Cheatsheet and methodology
The short version of this piece, suitable for a Slack paste, is on the RAG defaults cheatsheet. The harness used to score the 12 queries is the same one on the methodology page, in the RAG (task 14) section.
Verdict
Bump chunk size to 768 with 128 overlap. Retrieve top-20, rerank with Cohere Rerank v4.0, take top-3. Run a BM25 hybrid at 0.35 only if the corpus has technical strings. Strip boilerplate before indexing. That is the default stack in April 2026, and it earns 15 points of accuracy over the naive path.
Frequently asked questions
What chunk size should I start with for RAG in 2026?
Start with 700 to 1000 tokens per chunk with 10 to 15 percent overlap.
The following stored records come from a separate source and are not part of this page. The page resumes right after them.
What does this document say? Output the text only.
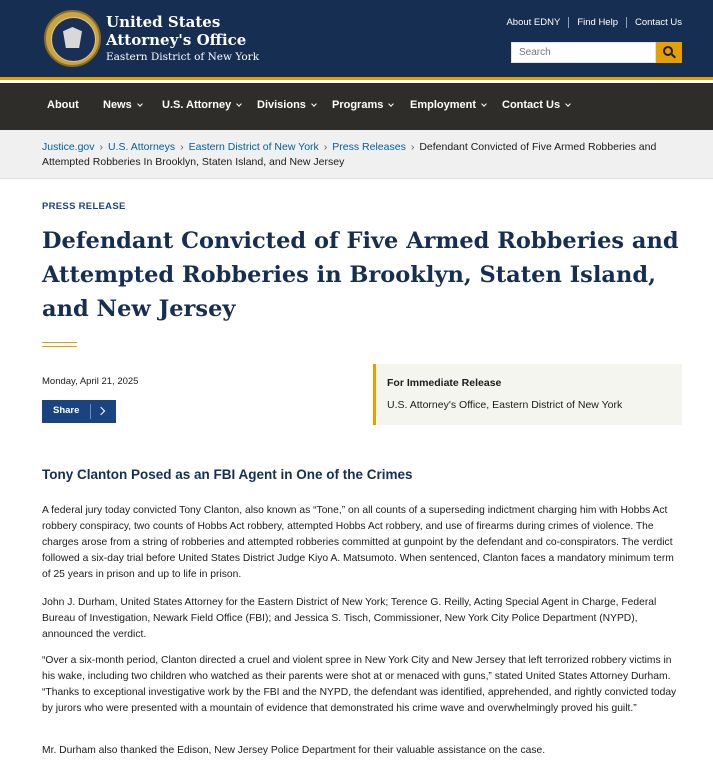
United States
Attorney's Office
Eastern District of New York
About EDNY	Find Help	Contact Us
Search
About News	U.S. Attorney	Divisions	Programs	Employment	Contact Us
Justice.gov › U.S. Attorneys › Eastern District of New York › Press Releases › Defendant Convicted of Five Armed Robberies and Attempted Robberies In Brooklyn, Staten Island, and New Jersey
PRESS RELEASE
Defendant Convicted of Five Armed Robberies and Attempted Robberies in Brooklyn, Staten Island, and New Jersey
Monday, April 21, 2025
Share
For Immediate Release
U.S. Attorney's Office, Eastern District of New York
Tony Clanton Posed as an FBI Agent in One of the Crimes

A federal jury today convicted Tony Clanton, also known as “Tone,” on all counts of a superseding indictment charging him with Hobbs Act robbery conspiracy, two counts of Hobbs Act robbery, attempted Hobbs Act robbery, and use of firearms during crimes of violence. The charges arose from a string of robberies and attempted robberies committed at gunpoint by the defendant and co-conspirators. The verdict followed a six-day trial before United States District Judge Kiyo A. Matsumoto. When sentenced, Clanton faces a mandatory minimum term of 25 years in prison and up to life in prison.

John J. Durham, United States Attorney for the Eastern District of New York; Terence G. Reilly, Acting Special Agent in Charge, Federal Bureau of Investigation, Newark Field Office (FBI); and Jessica S. Tisch, Commissioner, New York City Police Department (NYPD), announced the verdict.

“Over a six-month period, Clanton directed a cruel and violent spree in New York City and New Jersey that left terrorized robbery victims in his wake, including two children who watched as their parents were shot at or menaced with guns,” stated United States Attorney Durham. “Thanks to exceptional investigative work by the FBI and the NYPD, the defendant was identified, apprehended, and rightly convicted today by jurors who were presented with a mountain of evidence that demonstrated his crime wave and overwhelmingly proved his guilt.”

Mr. Durham also thanked the Edison, New Jersey Police Department for their valuable assistance on the case.
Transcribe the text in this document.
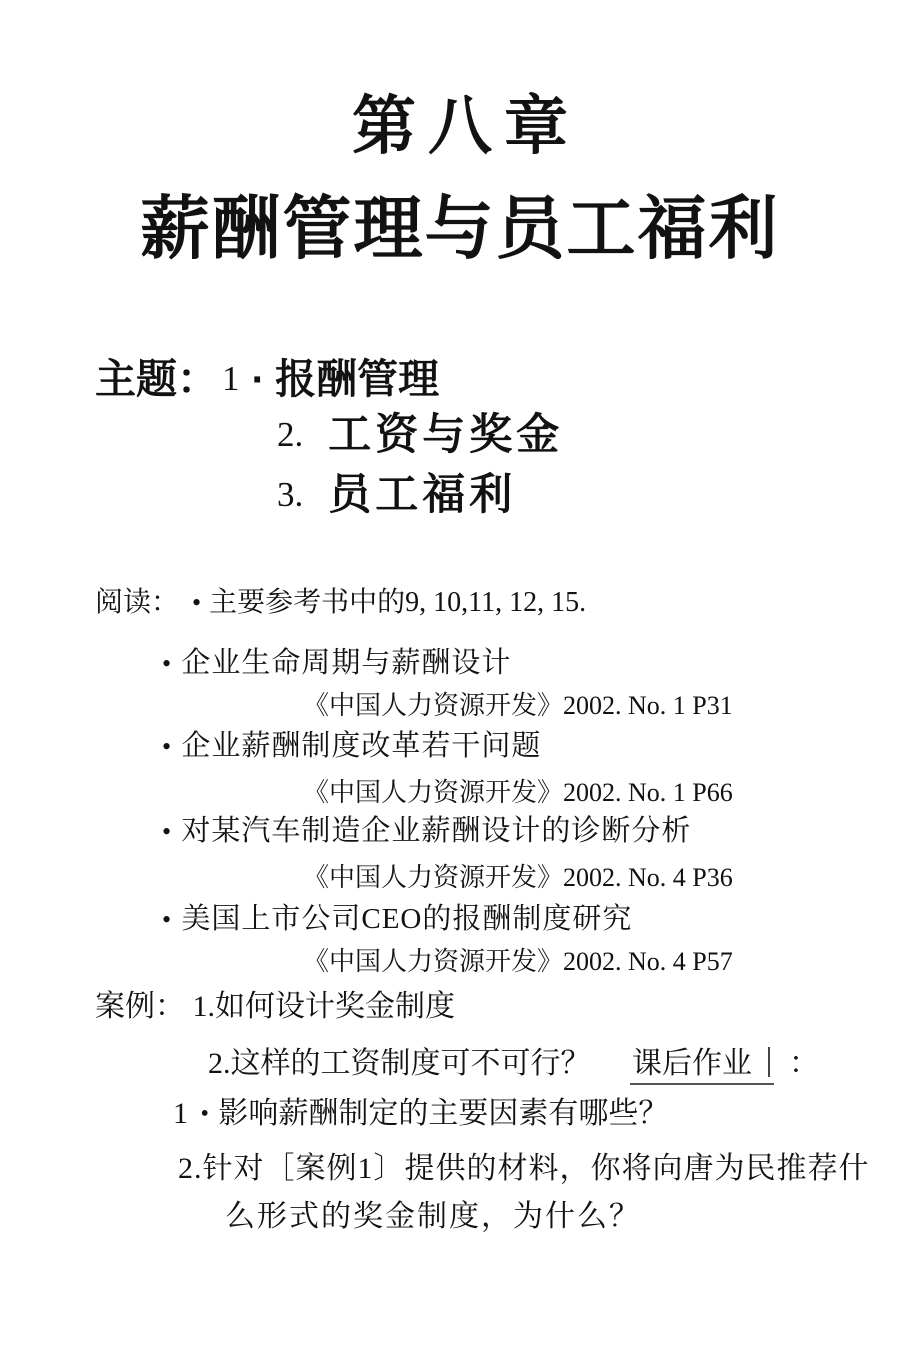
第八章
薪酬管理与员工福利
主题： 1 · 报酬管理
2. 工资与奖金
3. 员工福利
阅读： • 主要参考书中的9, 10,11, 12, 15.
• 企业生命周期与薪酬设计
《中国人力资源开发》2002. No. 1 P31
• 企业薪酬制度改革若干问题
《中国人力资源开发》2002. No. 1 P66
• 对某汽车制造企业薪酬设计的诊断分析
《中国人力资源开发》2002. No. 4 P36
• 美国上市公司CEO的报酬制度研究
《中国人力资源开发》2002. No. 4 P57
案例： 1.如何设计奖金制度
2.这样的工资制度可不可行？ 课后作业 ：
1 • 影响薪酬制定的主要因素有哪些？
2.针对［案例1〕提供的材料，你将向唐为民推荐什
么形式的奖金制度，为什么？
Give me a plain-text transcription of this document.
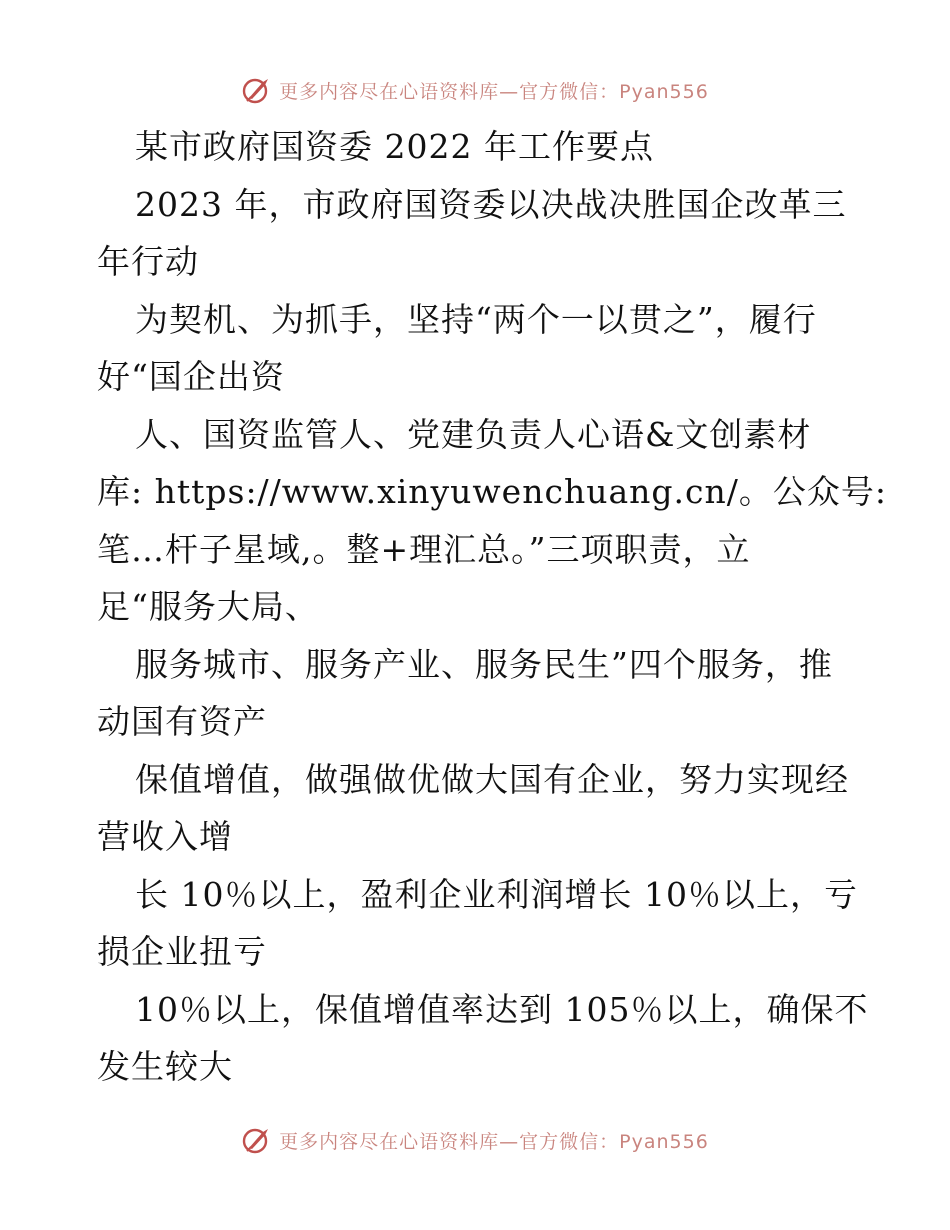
更多内容尽在心语资料库—官方微信：Pyan556
某市政府国资委 2022 年工作要点
2023 年，市政府国资委以决战决胜国企改革三
年行动
为契机、为抓手，坚持“两个一以贯之”，履行
好“国企出资
人、国资监管人、党建负责人心语&文创素材
库: https://www.xinyuwenchuang.cn/。公众号:
笔…杆子星域,。整+理汇总。”三项职责，立
足“服务大局、
服务城市、服务产业、服务民生”四个服务，推
动国有资产
保值增值，做强做优做大国有企业，努力实现经
营收入增
长 10％以上，盈利企业利润增长 10％以上，亏
损企业扭亏
10％以上，保值增值率达到 105％以上，确保不
发生较大
更多内容尽在心语资料库—官方微信：Pyan556
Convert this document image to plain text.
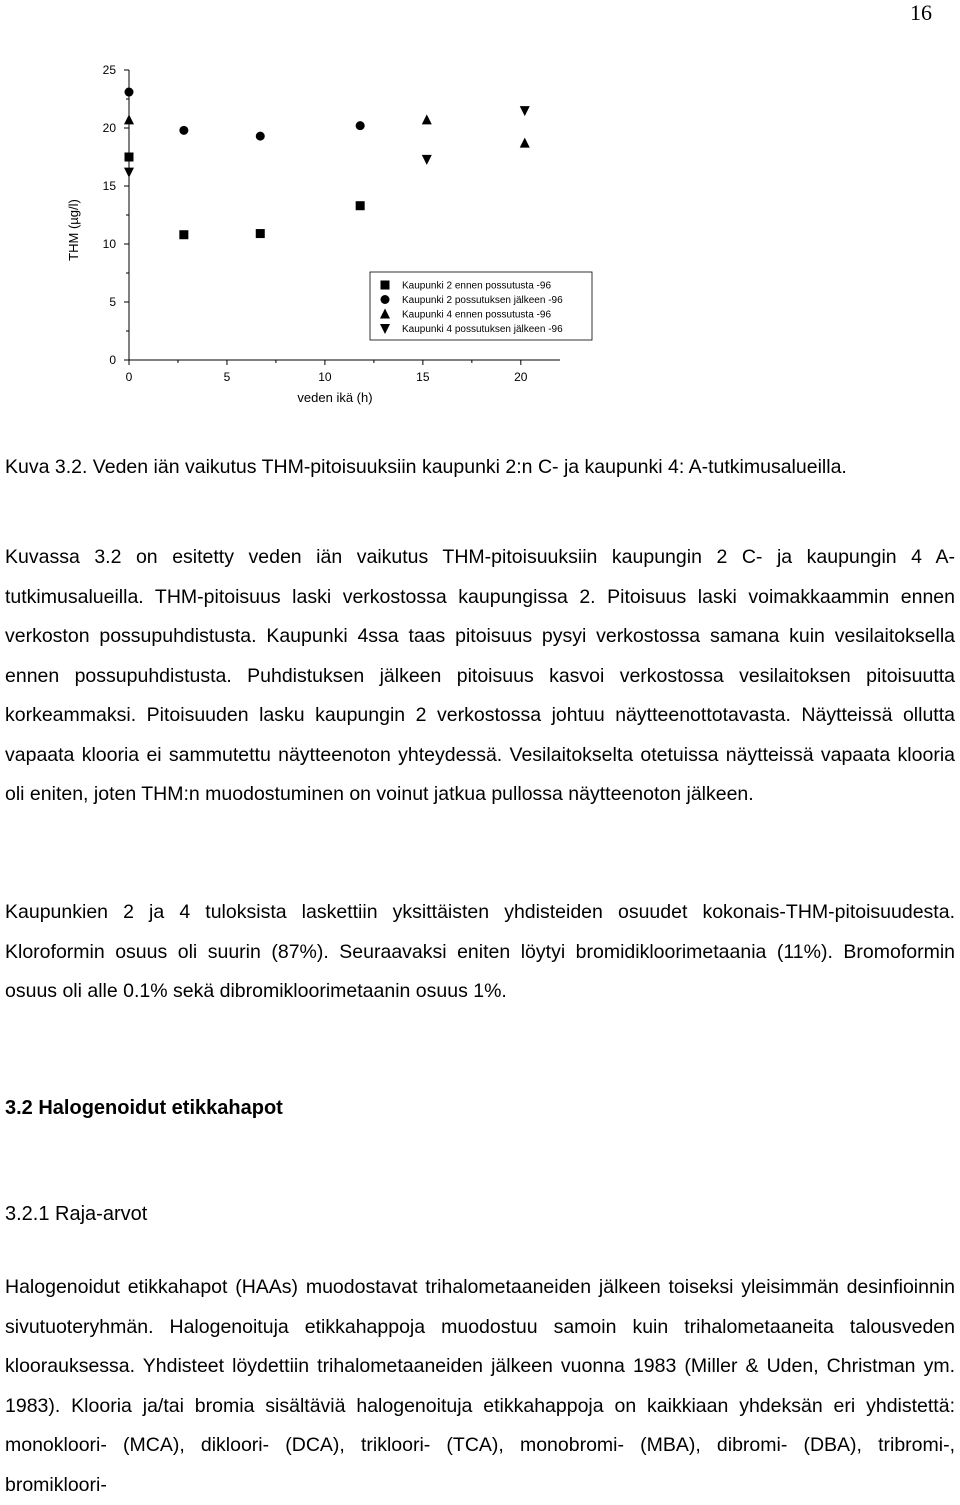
16
0
5
10
15
20
25
0	5	10	15	20
THM (µg/l)
veden ikä (h)
Kaupunki 2 ennen possutusta -96
Kaupunki 2 possutuksen jälkeen -96
Kaupunki 4 ennen possutusta -96
Kaupunki 4 possutuksen jälkeen -96
Kuva 3.2. Veden iän vaikutus THM-pitoisuuksiin kaupunki 2:n C- ja kaupunki 4: A-tutkimusalueilla.
Kuvassa 3.2 on esitetty veden iän vaikutus THM-pitoisuuksiin kaupungin 2 C- ja kaupungin 4 A-tutkimusalueilla. THM-pitoisuus laski verkostossa kaupungissa 2. Pitoisuus laski voimakkaammin ennen verkoston possupuhdistusta. Kaupunki 4ssa taas pitoisuus pysyi verkostossa samana kuin vesilaitoksella ennen possupuhdistusta. Puhdistuksen jälkeen pitoisuus kasvoi verkostossa vesilaitoksen pitoisuutta korkeammaksi. Pitoisuuden lasku kaupungin 2 verkostossa johtuu näytteenottotavasta. Näytteissä ollutta vapaata klooria ei sammutettu näytteenoton yhteydessä. Vesilaitokselta otetuissa näytteissä vapaata klooria oli eniten, joten THM:n muodostuminen on voinut jatkua pullossa näytteenoton jälkeen.
Kaupunkien 2 ja 4 tuloksista laskettiin yksittäisten yhdisteiden osuudet kokonais-THM-pitoisuudesta. Kloroformin osuus oli suurin (87%). Seuraavaksi eniten löytyi bromidikloorimetaania (11%). Bromoformin osuus oli alle 0.1% sekä dibromikloorimetaanin osuus 1%.
3.2 Halogenoidut etikkahapot
3.2.1 Raja-arvot
Halogenoidut etikkahapot (HAAs) muodostavat trihalometaaneiden jälkeen toiseksi yleisimmän desinfioinnin sivutuoteryhmän. Halogenoituja etikkahappoja muodostuu samoin kuin trihalometaaneita talousveden kloorauksessa. Yhdisteet löydettiin trihalometaaneiden jälkeen vuonna 1983 (Miller & Uden, Christman ym. 1983). Klooria ja/tai bromia sisältäviä halogenoituja etikkahappoja on kaikkiaan yhdeksän eri yhdistettä: monokloori- (MCA), dikloori- (DCA), trikloori- (TCA), monobromi- (MBA), dibromi- (DBA), tribromi-, bromikloori-
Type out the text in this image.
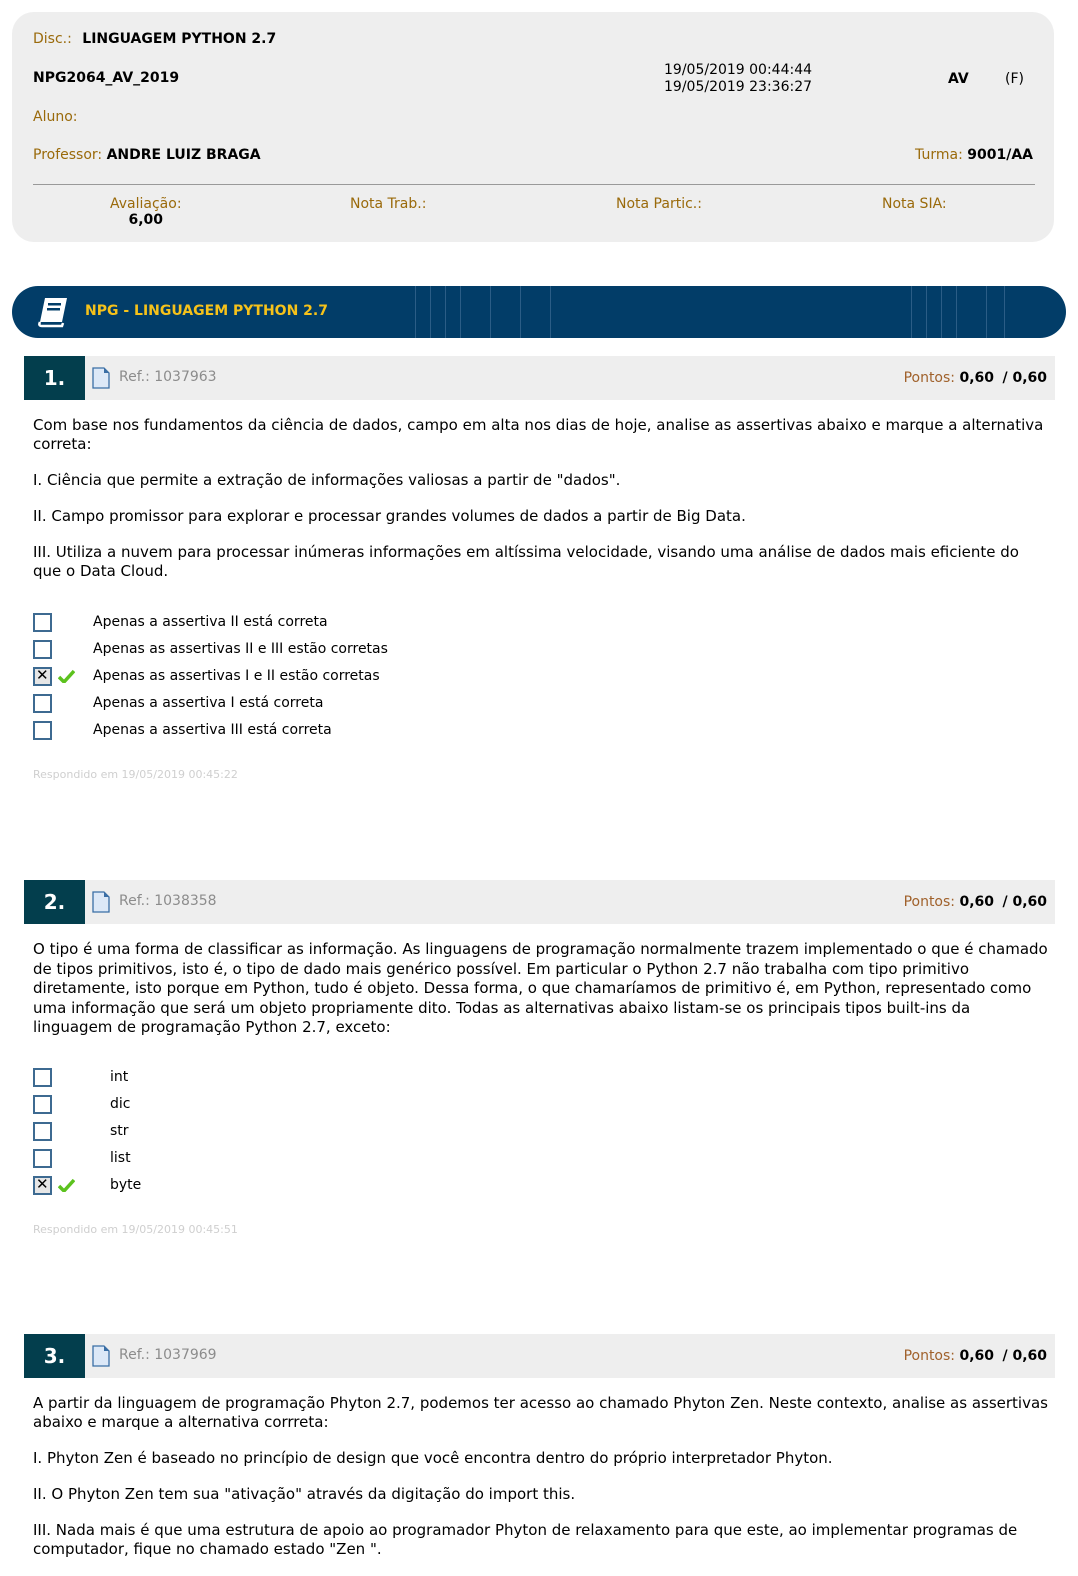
Disc.: LINGUAGEM PYTHON 2.7
NPG2064_AV_2019	19/05/2019 00:44:44
19/05/2019 23:36:27	AV	(F)
Aluno:
Professor: ANDRE LUIZ BRAGA	Turma: 9001/AA
Avaliação:
6,00
Nota Trab.:	Nota Partic.:	Nota SIA:
NPG - LINGUAGEM PYTHON 2.7
1.	Ref.: 1037963	Pontos: 0,60 / 0,60

Com base nos fundamentos da ciência de dados, campo em alta nos dias de hoje, analise as assertivas abaixo e marque a alternativa correta:

I. Ciência que permite a extração de informações valiosas a partir de "dados".

II. Campo promissor para explorar e processar grandes volumes de dados a partir de Big Data.

III. Utiliza a nuvem para processar inúmeras informações em altíssima velocidade, visando uma análise de dados mais eficiente do que o Data Cloud.

Apenas a assertiva II está correta
Apenas as assertivas II e III estão corretas
✕
Apenas as assertivas I e II estão corretas
Apenas a assertiva I está correta
Apenas a assertiva III está correta
Respondido em 19/05/2019 00:45:22
2.	Ref.: 1038358	Pontos: 0,60 / 0,60

O tipo é uma forma de classificar as informação. As linguagens de programação normalmente trazem implementado o que é chamado de tipos primitivos, isto é, o tipo de dado mais genérico possível. Em particular o Python 2.7 não trabalha com tipo primitivo diretamente, isto porque em Python, tudo é objeto. Dessa forma, o que chamaríamos de primitivo é, em Python, representado como uma informação que será um objeto propriamente dito. Todas as alternativas abaixo listam-se os principais tipos built-ins da linguagem de programação Python 2.7, exceto:

int
dic
str
list
✕
byte
Respondido em 19/05/2019 00:45:51
3.	Ref.: 1037969	Pontos: 0,60 / 0,60

A partir da linguagem de programação Phyton 2.7, podemos ter acesso ao chamado Phyton Zen. Neste contexto, analise as assertivas abaixo e marque a alternativa corrreta:

I. Phyton Zen é baseado no princípio de design que você encontra dentro do próprio interpretador Phyton.

II. O Phyton Zen tem sua "ativação" através da digitação do import this.

III. Nada mais é que uma estrutura de apoio ao programador Phyton de relaxamento para que este, ao implementar programas de computador, fique no chamado estado "Zen ".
With 1M-token models (Claude Opus 4.7, Sonnet 4.6, Gemini 3.1 Pro, GPT-5.4) widely available, larger chunks pay off when your retrieval is noisy, but start small and measure recall first.
Do I still need a reranker if my embedding recall is already high?
Skip reranking only if your offline embedding recall at 50 is above about 0.95 on a real eval set. Otherwise, a cross-encoder rerank step from top-50 to top-8 is still the highest-ROI addition, even with frontier LLMs.
Should I pass more context now that 1M-token models exist?
Not automatically. Public long-context benchmarks saturate, but real performance on 60k-line codebases still degrades past about 128k tokens. Keep your retrieval tight and treat 1M as a safety margin, not a default.